The Times has been at the Downtown building, which bears its name and is near many of the government institutions it regularly covers, since 1935.

Can the co-working craze last?

In Los Angeles, where the Entertainment and technology industries have bred an array of startups, co-working companies have also found their niche.

Across Greater L.A., these firms occupy about 3 million square feet of office space collectively, according to Cushman & Wakefield’s Vincent Chang. This year alone, Cushman expects co-working companies to fill 364,000 square feet, with most leases lasting 10 to 12 years. But they have gobbled up space at a speed that leaves some brokers wondering whether supply will soon outpace demand.

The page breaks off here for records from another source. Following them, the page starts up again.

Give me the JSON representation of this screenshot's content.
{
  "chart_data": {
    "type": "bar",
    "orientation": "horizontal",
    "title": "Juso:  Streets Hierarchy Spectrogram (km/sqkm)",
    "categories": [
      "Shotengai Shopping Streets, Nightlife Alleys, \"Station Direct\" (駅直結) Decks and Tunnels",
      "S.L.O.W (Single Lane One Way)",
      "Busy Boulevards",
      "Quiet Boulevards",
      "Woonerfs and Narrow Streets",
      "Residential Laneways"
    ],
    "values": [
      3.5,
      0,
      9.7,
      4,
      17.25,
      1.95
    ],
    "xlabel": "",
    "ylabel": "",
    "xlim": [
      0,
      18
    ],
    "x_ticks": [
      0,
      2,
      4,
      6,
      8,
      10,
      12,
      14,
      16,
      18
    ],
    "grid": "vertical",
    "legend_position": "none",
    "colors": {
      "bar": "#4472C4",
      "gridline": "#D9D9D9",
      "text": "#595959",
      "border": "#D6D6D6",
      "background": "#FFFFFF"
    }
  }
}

“It’s become the flavor of the month,” NAI Capital’s Joseph Faulkner said. “There’s almost more than anyone can keep up with.”

Each of the latest providers popping up also seems to have its own subspecialty, offering amenities the big kahunas of co-working, such as WeWork and Spaces, just don’t. Paragon, for example, announced it will be using blockchain to create a space that is solely for small companies and freelancers working in the legal cannabis industry. Meanwhile, Creative Talent Network recently launched a co-working office that will cater to students, professionals and entrepreneurs in the animation industry.

And as the craze continues, landlords are increasingly warming up to the idea of leasing their spaces to co-working companies. Landlords are hopeful that when a startup grows out of a co-working company, it will relocate to a private office suite in the building, brokers said.

Job search site CEO nabs $85M Bel Air compound

Tech CEO Hideki Tomita was revealed as the buyer of an $85 million Bel Air compound in March, acting through a Japanese entity called EKYT Co. Ltd.

The property includes a 19,000-square-foot main house and a 6,600-square-foot guest house by famed L.A. architect Paul Revere Williams. The main house was designed by John Pawson and built in 2009. It features a theater, gym and spa. Both homes have five bedrooms. The grounds include a pool and tennis court.

The sellers, Seagram Company heirs Ellen Bronfman Hauptman and her husband, Andrew Hauptman, listed the modern compound in September for $125 million. In 2016, Jeff Hyland of Hilton & Hyland listed the guest house as a rental for $45,000 a month.

Tomita founded DIP Corp, a job search and recruitment company that operates a handful of sites in Japan, in 1997. The company went public in 2004 and was valued at $1.2 billion with $306 million in sales and about 1,100 employees last year, according to Forbes.